Over at Crash Landing, my frequent critic Tokyo Tom decided to throw caution to the winds and went head to head(s?) against Gene Callahan and me on materialism. Specifically, Tom labors under the belief that something doesn’t “really” exist unless it’s physical, or at the very least corresponds to something physical. Now you have to overlook Gene’s impatience, but in my book we whupped Tom good. It wasn’t even close.

However, I sympathize with Tom because several years ago I thought the exact same thing he did. Rather than write a huge essay here, let me just give some bullet points. What I’m trying to get you to see is that it is a completely baseless bias to reserve “objective existence” only for items of the physical universe. So here goes:

* Does Sherlock Holmes exist? Where is he then? Can you point to him? (And don’t point to a book talking about him; that’s not Sherlock Holmes himself, that’s a book describing him.)

* OK so maybe he exists in our thoughts, and thoughts are “really” just a part of our brains. But why do we say that? Why aren’t our brains just “really” a part of our thoughts? We know brains exist, and we know minds exist, and for some reason we attribute more objective reality-ness to the former. Why?

* This is the deep part. We know that our subjective experiences are real. We only hold a theory that there is a physical world. It is logically possible that we are in the matrix, that this is all a dream, that we are being deceived by an evil demon, etc. But as Descartes famously argued, we can’t be mistaken about our own consciousness.

* Now here’s an argument Gene used on me back in the day, which at the time I dismissed as flippant. But now I realize, I had to just blow it off, because it was crushing. Daniel Dennett convinced me at the time that consciousness was a “user illusion.” During evolution, it became advantageous for our ancestors to learn to “talk to themselves,” and so our bodies now create the illusion of consciousness. But Gene asked a simple question, “Whom are they fooling?” (Actually I bet Gene’s question was less grammatical.) You can’t have a “user illusion” if there really is no user!

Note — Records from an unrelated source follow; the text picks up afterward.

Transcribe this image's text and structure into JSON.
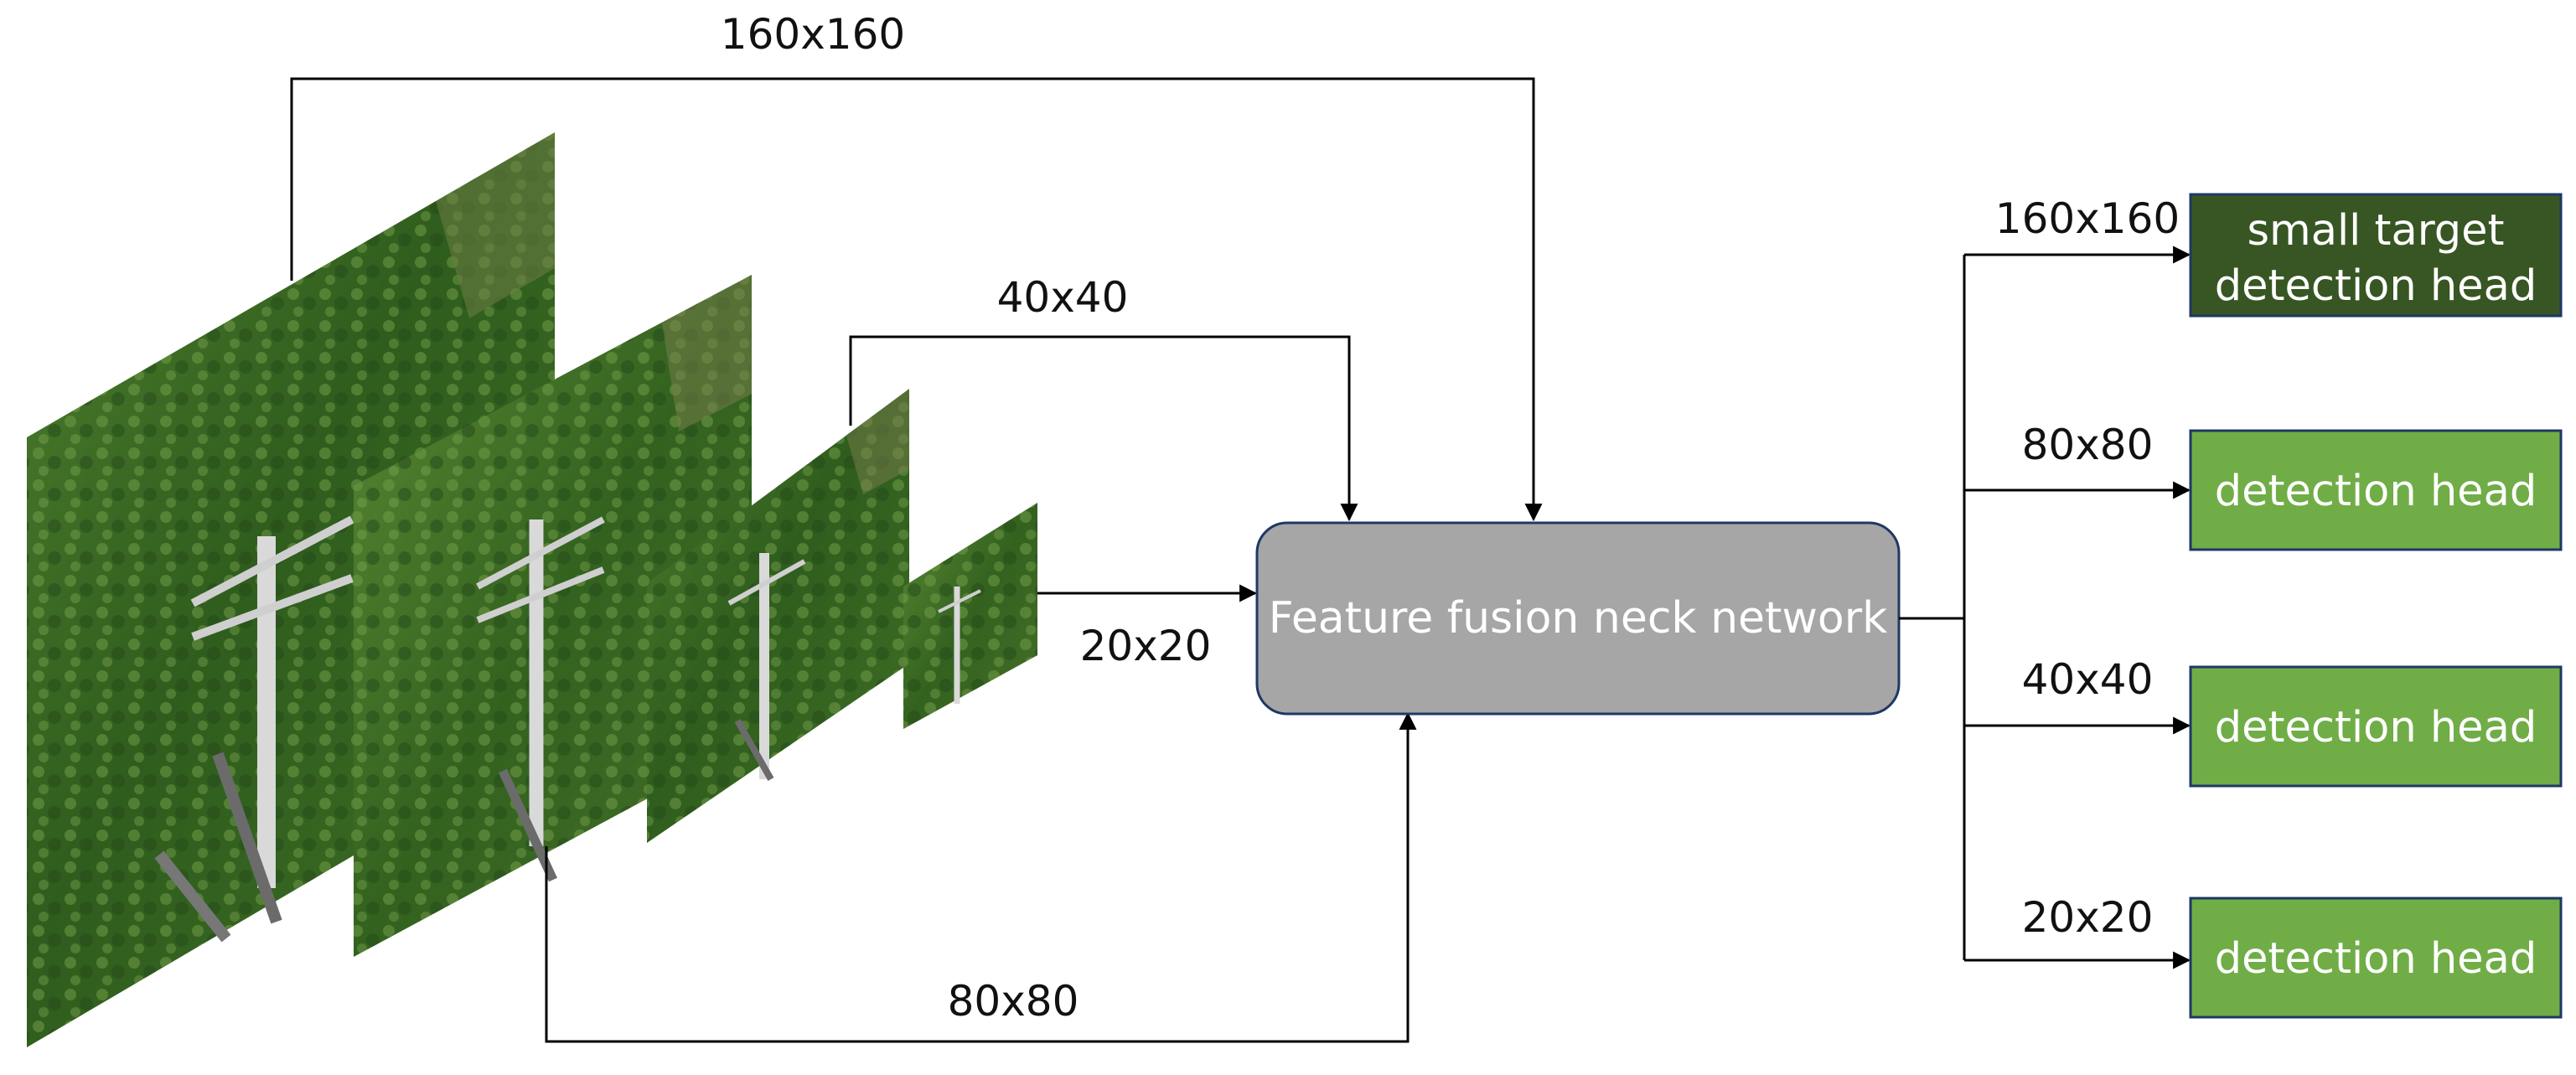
{
  "diagram": {
    "feature_maps": [
      {
        "name": "feature-map-160"
      },
      {
        "name": "feature-map-80"
      },
      {
        "name": "feature-map-40"
      },
      {
        "name": "feature-map-20"
      }
    ],
    "input_labels": {
      "p160": "160x160",
      "p40": "40x40",
      "p20": "20x20",
      "p80": "80x80"
    },
    "neck": {
      "label": "Feature fusion neck network"
    },
    "heads": [
      {
        "scale": "160x160",
        "line1": "small target",
        "line2": "detection head",
        "color": "#375623"
      },
      {
        "scale": "80x80",
        "line1": "detection head",
        "color": "#70ad47"
      },
      {
        "scale": "40x40",
        "line1": "detection head",
        "color": "#70ad47"
      },
      {
        "scale": "20x20",
        "line1": "detection head",
        "color": "#70ad47"
      }
    ],
    "colors": {
      "neck_fill": "#a6a6a6",
      "neck_border": "#1f3864",
      "box_border": "#1f3864",
      "line": "#000000"
    }
  }
}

* Is 2+2=4 an objective, true statement? Is it physical? Can you point to it? Sure, you can point to two balls, and then another two balls, and then say that all four of them are, well, four balls. But that’s not the same thing as grasping the truth of the equation, and in fact, it’s entirely possible that one of the balls will disappear while you’re counting (maybe it’s a ball of ice on a stove), or will multiply while you’re counting (maybe it’s a ball of Tribble fur). So when you try to “demonstrate” 2+2=4 with physical objects, it might not work. But you rule out such counterexamples, because you know a priori–without having to look at the physical universe–what the equation means. So all of mathematics seems like a pretty important thing that exists and yet is not physical.

* OK let’s assume that all of reality consists entirely of atoms (or quarks or whatever). We’re watching them bounce around, obeying the laws of physics. Whoa, say what? What the heck is a law of physics? Where is it? Can you point to it, weigh it, see how much bathwater it displaces? No, it’s just a pattern governing the motions of the “real” stuff. But is the law itself real?

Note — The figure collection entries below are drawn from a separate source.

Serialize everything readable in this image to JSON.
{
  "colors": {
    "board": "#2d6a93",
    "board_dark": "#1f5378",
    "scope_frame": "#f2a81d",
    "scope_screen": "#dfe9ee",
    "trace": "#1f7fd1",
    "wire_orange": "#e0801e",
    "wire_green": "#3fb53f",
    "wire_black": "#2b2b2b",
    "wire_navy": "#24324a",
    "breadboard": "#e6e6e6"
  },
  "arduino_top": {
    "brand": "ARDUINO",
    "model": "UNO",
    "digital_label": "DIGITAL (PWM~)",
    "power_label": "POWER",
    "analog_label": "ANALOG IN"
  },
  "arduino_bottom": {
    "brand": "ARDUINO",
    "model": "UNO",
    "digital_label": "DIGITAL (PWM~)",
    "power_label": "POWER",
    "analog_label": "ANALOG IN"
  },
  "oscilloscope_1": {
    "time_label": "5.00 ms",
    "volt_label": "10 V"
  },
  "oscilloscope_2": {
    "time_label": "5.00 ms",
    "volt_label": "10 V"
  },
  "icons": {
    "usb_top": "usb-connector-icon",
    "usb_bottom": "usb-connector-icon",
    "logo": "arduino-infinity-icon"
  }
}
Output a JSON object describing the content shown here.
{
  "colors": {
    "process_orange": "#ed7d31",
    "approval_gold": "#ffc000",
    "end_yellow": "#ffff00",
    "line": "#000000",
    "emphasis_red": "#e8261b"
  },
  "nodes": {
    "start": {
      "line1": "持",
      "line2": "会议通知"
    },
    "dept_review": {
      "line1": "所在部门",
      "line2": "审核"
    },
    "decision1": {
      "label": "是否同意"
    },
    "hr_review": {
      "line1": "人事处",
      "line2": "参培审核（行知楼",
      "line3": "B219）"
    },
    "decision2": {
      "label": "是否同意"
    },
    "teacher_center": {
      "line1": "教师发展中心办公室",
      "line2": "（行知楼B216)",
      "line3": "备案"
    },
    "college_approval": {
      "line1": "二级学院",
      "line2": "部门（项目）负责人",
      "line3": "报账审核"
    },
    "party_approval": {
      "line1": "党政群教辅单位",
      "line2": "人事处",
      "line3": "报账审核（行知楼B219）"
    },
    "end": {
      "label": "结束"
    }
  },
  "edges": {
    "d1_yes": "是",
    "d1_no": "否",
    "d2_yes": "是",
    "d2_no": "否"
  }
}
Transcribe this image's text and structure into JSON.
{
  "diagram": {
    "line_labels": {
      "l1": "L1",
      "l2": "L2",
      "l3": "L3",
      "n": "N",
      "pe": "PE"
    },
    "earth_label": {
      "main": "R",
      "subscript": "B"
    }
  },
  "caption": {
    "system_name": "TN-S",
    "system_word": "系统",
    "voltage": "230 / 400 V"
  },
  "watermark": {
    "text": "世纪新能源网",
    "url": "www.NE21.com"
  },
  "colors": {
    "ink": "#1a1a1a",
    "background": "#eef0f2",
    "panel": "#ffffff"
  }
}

* This last point is at once incredibly obvious and yet unbelievably profound. (That’s how I roll on Free Advice.) You can control matter with your mind. (!!) In fact, right now I am making the molecules in my “fingers” (just an arbitrary label we give to these group of cells) move in very specific ways, in order to influence the electric charges in my “laptop” (another label for molecular configurations). I know scientists can peer really hard at the action, and tell me that it seems to be completely due to the laws of physics with no ghostly interference from the spirit world, but I tell ya, I can really control my fingers with my mind. We can sit here all day, and my predictive powers over the motions of the molecules in my fingers will be uncanny. So by the positivist’s own criterion, it seems as if there is more to existence than mere matter in motion.